Birnbacher gelingt erster Saisonsieg der deutschen Biathleten

Ganz oben auf dem Podest lächelte Andreas Birnbacher verschmitzt, als Martin Fourcade symbolträchtig den Fuß auf die oberste Stufe des Siegertreppchens stellte.

Um 0,4 Sekunden hatte der Schlechinger den Biathlon-Dominator aus Frankreich im Sprint-Wettkampf besiegt - und nach Platz zwei beim Verfolgungsrennen in Östersund hinter dem Weltcup-Gesamtsieger bei der nächsten Station in Hochfilzen den Spieß umgedreht.

"Dass es so gut geht, habe ich nicht erwartet. Ich bin umso glücklicher, dass es gereicht hat", sagte der stolze Sieger. "Bravo Andi", lobte Fourcade und kündigte Revanche an: "Am Samstag in der Verfolgung werde ich wieder angreifen."

Gleich im ersten Weltcup-Rennen nach dem Rücktritt des dreimaligen Olympiasiegers Michael Greis schlug Birnbacher vor 7200 Zuschauern in Hochfilzen zu. "Das Team weiß, dass es aus eigener Kraft wieder konkurrenzfähig ist", sagte Bundestrainer Fritz Fischer und freute sich über den Höhenflug der Skijäger. "Wir müssen aufpassen.
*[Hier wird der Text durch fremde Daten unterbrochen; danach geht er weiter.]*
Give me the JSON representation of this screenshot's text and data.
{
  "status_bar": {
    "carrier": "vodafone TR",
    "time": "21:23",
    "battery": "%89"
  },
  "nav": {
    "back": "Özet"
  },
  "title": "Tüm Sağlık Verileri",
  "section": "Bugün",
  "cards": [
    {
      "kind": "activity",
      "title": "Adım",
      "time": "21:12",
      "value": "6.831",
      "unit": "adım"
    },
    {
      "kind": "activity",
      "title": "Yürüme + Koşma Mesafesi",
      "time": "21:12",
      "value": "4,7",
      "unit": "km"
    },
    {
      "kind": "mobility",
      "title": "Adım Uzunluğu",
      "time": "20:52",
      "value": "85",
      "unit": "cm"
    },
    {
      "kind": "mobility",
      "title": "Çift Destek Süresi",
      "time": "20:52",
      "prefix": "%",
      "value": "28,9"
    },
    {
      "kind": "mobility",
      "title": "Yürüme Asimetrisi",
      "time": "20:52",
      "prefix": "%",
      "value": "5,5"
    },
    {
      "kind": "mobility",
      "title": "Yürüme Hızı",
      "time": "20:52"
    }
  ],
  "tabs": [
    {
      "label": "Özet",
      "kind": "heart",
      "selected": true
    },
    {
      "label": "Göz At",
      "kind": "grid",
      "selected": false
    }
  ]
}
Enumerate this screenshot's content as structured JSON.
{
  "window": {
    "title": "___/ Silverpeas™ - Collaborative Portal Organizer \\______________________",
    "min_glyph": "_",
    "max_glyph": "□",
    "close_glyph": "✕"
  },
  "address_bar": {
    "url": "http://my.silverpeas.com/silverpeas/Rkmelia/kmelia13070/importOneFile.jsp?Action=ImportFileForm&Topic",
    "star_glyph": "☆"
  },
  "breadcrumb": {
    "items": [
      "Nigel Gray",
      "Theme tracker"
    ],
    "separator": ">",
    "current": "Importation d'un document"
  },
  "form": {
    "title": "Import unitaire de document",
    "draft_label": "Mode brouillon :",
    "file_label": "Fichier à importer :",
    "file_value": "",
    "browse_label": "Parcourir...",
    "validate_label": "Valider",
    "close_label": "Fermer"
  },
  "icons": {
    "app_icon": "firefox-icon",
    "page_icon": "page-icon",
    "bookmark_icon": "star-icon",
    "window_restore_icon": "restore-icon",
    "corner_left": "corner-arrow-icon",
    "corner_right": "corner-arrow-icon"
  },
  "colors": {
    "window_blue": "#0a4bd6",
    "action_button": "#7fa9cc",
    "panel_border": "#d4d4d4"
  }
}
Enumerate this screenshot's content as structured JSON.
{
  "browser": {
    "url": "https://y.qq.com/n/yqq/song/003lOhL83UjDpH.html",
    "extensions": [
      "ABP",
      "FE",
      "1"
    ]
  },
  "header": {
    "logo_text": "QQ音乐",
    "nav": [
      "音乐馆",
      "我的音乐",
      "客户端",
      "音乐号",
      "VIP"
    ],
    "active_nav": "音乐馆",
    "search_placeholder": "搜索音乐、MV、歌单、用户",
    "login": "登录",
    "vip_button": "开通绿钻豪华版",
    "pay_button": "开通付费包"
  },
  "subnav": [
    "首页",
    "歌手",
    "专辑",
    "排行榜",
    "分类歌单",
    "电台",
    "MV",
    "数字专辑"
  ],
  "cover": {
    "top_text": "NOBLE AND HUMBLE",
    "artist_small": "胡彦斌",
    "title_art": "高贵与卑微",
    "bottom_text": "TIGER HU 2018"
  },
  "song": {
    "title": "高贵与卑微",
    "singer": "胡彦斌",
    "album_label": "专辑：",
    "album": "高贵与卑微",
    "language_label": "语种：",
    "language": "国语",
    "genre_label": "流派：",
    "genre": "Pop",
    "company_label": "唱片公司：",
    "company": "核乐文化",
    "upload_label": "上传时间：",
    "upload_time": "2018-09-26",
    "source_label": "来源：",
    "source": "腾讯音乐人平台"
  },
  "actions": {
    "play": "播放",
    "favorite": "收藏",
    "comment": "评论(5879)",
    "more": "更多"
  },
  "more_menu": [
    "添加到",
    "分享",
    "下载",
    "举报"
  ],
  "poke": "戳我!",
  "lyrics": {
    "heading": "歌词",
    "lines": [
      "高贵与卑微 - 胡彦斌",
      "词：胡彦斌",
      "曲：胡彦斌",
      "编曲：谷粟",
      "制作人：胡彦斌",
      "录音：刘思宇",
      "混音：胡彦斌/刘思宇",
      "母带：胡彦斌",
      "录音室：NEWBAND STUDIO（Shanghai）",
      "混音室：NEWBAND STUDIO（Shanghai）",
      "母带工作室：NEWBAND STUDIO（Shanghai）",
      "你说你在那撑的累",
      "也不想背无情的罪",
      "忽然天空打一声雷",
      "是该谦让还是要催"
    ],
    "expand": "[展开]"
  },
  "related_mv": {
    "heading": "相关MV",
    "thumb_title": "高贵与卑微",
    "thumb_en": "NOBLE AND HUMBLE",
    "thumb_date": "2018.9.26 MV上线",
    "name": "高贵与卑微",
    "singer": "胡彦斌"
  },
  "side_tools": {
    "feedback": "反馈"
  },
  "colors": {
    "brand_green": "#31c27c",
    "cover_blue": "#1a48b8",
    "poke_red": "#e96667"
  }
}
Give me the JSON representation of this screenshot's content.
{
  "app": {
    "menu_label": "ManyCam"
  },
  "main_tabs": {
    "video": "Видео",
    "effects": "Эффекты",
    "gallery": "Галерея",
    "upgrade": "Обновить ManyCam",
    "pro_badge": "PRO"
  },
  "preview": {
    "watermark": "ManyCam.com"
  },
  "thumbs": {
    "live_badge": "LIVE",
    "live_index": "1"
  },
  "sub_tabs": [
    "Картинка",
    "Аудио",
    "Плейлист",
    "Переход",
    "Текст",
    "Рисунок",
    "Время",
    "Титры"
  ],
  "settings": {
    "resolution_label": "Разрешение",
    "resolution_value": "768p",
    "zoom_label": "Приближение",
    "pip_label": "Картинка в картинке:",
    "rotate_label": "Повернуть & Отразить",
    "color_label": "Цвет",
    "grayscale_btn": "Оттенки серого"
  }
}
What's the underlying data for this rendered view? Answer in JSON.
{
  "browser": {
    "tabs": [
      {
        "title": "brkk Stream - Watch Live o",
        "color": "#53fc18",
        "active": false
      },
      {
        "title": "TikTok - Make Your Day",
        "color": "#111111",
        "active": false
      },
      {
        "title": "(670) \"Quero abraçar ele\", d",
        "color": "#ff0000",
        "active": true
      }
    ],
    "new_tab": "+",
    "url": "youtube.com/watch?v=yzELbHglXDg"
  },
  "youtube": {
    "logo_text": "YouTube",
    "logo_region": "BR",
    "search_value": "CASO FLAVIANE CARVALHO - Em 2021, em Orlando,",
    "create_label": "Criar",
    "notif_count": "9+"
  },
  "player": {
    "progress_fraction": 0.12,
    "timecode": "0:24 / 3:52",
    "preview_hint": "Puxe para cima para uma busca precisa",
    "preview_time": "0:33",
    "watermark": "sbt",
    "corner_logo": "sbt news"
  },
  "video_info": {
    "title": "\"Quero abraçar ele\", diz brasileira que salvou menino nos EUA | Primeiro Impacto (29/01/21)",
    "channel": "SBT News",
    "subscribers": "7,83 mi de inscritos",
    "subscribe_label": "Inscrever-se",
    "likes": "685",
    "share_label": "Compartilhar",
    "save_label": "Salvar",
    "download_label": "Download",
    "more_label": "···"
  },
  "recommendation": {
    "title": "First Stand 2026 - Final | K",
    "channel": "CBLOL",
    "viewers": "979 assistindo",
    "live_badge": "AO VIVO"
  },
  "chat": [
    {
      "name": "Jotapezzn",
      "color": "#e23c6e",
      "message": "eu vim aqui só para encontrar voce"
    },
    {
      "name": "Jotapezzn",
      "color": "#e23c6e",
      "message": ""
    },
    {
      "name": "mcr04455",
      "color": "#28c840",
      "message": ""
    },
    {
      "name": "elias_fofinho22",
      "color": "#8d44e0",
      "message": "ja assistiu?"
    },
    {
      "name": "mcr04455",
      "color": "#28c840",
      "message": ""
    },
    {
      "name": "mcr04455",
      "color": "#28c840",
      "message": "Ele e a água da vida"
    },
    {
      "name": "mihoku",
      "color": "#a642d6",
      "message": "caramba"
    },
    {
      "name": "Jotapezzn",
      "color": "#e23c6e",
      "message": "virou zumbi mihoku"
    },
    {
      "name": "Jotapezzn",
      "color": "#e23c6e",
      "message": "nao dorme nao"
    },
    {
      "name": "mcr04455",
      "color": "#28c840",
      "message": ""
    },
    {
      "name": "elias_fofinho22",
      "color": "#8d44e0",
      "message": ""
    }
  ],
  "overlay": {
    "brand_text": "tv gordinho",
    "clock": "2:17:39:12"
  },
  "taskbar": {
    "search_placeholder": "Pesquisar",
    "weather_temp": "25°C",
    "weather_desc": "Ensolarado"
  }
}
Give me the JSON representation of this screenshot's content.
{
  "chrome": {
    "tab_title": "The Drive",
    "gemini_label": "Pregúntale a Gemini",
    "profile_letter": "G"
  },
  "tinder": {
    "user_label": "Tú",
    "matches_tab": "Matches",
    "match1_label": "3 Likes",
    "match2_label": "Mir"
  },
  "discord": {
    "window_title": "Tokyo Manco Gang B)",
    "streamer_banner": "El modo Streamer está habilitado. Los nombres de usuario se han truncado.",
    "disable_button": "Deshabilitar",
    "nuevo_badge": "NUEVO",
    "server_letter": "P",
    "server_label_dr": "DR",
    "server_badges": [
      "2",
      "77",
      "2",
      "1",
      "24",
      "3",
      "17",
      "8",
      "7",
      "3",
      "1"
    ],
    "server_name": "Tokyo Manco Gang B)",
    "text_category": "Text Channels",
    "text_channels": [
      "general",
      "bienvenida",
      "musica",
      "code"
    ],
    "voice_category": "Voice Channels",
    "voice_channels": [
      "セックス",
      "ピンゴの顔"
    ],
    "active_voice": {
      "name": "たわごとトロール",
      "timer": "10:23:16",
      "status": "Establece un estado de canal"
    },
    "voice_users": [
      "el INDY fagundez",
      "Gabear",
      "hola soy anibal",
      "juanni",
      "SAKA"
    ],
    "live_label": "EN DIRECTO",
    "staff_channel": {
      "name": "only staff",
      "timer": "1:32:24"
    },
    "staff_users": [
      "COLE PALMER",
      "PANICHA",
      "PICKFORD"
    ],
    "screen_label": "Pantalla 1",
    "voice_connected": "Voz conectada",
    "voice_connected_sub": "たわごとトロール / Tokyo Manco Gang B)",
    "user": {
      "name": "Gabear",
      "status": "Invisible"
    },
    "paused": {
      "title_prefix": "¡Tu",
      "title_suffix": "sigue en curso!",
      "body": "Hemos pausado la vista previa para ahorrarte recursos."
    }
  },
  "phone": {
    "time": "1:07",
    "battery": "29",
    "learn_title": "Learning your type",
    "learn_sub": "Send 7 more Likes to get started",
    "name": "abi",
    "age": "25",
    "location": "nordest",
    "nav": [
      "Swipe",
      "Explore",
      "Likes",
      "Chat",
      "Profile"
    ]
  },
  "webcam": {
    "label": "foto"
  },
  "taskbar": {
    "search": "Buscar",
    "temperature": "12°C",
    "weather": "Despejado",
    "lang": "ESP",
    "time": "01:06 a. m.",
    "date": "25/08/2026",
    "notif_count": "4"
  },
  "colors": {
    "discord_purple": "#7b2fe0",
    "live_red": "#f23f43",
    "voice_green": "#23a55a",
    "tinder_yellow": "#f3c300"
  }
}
An der Spitze anzukommen ist das eine, aber vorn zu bleiben, ist mindestens genauso schwierig. Wir müssen konsequent weiterarbeiten", sagte Birnbacher.

Mustergültig hat der 31-Jährige die persönliche Wende geschafft. Bei Olympia 2010 noch der Staffel-Depp, ist er nun gereift. "Vom Kopf her bin ich einen Schritt weiter gekommen", sagte er. "Schlüsselerlebnis war Vancouver, wo ich die Staffel verschossen habe. Wenn man sich aus so einem Tief wieder herauszieht, bringt das einem viel mehr, als wenn man gute Ergebnisse schafft", erklärte er nach seinem fünften Weltcup-Erfolg.

Bei den Frauen siegte Darja Domratschewa aus Weißrussland, beste Deutsche war trotz vier Schießfehlern Miriam Gössner (Garmisch) auf Rang neun.